Table 2.
Clinical Scenario | Recommendation | Strength of Recommendation | Comments/Caveats |
---|---|---|---|
| |||
Lactic acidosis and circulatory shock | Routine use of bicarbonate supplementation is not recommended | B | There may be role for sodium bicarbonate infusion after initial resuscitation in patients with acute kidney injury and pH < 7.20. |
Cardiac arrest | Routine use of bicarbonate supplementation is not recommended except in select cases (e.g., tricyclic antidepressant toxicity or hyperkalemia) | B | Bicarbonate administration is still recommended in sodium channel blockade toxicity, hyperkalemia. Limited trials completed in undifferentiated cardiac arrest, timing may be an important variable, requires more research. |
DKA | Sodium bicarbonate therapy in initial resuscitation or subsequent phases is not recommended | B | May potentially be harmful in pediatric patients due to increased cerebral edema. Data for or against use in DKA with severe acidosis pH < 7.0 and hyperkalemia are lacking but is still recommended by some professional societies. |
Rhabdomyolysis | There is no benefit to bicarbonate to alkalinize urine. | A | Fluid resuscitation is the priority.

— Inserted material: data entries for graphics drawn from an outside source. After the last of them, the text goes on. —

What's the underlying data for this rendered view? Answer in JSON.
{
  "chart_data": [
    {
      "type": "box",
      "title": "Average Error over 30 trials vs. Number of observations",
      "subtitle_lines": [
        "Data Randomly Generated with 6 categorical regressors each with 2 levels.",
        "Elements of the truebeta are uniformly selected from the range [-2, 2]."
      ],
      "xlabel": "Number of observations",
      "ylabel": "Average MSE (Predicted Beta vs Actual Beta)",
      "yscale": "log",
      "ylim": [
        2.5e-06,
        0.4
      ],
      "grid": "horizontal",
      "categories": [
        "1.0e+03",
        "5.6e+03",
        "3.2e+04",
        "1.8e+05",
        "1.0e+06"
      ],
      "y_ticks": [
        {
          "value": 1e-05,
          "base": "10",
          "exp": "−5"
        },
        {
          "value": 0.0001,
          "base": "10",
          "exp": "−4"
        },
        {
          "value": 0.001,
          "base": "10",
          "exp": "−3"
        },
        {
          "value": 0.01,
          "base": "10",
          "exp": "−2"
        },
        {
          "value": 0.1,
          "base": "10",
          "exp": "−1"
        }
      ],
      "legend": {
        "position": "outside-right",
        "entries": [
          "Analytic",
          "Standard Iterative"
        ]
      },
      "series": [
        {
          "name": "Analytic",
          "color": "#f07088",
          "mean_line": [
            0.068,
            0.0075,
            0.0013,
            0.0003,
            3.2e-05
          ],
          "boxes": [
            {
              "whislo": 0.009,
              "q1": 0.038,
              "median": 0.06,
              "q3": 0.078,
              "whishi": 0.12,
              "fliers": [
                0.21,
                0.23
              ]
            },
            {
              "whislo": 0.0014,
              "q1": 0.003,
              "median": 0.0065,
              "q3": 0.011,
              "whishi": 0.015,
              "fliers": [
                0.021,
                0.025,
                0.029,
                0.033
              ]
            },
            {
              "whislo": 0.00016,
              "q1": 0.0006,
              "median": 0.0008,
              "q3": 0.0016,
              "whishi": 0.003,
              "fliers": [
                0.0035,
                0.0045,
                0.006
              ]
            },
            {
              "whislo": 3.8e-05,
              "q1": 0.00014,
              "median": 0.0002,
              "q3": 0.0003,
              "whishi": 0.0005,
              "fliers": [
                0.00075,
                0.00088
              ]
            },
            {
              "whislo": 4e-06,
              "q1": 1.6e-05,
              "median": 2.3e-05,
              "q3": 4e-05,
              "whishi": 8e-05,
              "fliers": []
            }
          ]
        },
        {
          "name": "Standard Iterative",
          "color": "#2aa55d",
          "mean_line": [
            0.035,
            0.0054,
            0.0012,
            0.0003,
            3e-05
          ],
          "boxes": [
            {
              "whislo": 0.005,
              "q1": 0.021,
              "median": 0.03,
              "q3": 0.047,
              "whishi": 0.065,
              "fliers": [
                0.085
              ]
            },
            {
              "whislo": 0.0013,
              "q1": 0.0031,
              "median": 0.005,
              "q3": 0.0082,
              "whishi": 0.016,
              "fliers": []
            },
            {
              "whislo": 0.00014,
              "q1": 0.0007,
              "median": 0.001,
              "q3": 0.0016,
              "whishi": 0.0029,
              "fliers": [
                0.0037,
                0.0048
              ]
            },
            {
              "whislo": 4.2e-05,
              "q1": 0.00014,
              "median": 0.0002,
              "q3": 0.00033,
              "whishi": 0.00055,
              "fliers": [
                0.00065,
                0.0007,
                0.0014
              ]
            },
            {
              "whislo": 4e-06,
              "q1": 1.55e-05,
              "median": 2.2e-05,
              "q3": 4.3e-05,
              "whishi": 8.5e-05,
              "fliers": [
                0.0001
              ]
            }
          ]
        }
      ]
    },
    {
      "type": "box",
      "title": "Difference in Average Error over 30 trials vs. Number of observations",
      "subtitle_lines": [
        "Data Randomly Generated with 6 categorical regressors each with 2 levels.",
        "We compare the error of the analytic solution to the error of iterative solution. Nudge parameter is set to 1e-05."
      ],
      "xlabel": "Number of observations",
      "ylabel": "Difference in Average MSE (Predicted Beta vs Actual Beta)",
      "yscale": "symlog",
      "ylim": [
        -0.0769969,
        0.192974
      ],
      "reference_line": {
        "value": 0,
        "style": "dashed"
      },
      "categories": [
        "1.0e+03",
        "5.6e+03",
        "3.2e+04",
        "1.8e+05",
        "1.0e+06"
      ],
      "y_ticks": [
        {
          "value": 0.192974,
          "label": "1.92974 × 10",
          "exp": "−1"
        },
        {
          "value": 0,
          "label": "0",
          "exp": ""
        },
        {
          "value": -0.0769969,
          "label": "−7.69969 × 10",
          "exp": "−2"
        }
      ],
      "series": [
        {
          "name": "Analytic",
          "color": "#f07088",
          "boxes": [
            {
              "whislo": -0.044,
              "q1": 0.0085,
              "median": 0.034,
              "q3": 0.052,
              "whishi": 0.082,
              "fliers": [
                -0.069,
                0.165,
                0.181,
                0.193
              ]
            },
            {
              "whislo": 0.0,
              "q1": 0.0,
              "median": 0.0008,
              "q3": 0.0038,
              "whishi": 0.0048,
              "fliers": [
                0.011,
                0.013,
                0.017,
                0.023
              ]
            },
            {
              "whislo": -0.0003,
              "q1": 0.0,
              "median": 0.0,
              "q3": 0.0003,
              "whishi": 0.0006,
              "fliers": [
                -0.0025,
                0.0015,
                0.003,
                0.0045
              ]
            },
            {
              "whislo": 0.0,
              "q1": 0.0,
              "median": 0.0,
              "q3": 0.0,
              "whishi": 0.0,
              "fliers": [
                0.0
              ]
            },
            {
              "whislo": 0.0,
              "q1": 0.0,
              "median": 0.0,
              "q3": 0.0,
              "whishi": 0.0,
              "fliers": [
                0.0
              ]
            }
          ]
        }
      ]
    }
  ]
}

No randomized trials have been completed to specify fluid type during initial resuscitation. |
NAGMA | Sodium bicarbonate supplementation is recommended in severe NAGMA | B | There are limited randomized controlled trials, but strong physiologic rationale for use of bicarbonate in NAGMA. |
DKA = Diabetic ketoacidosis; NAGMA = non-anion gap metabolic acidosis.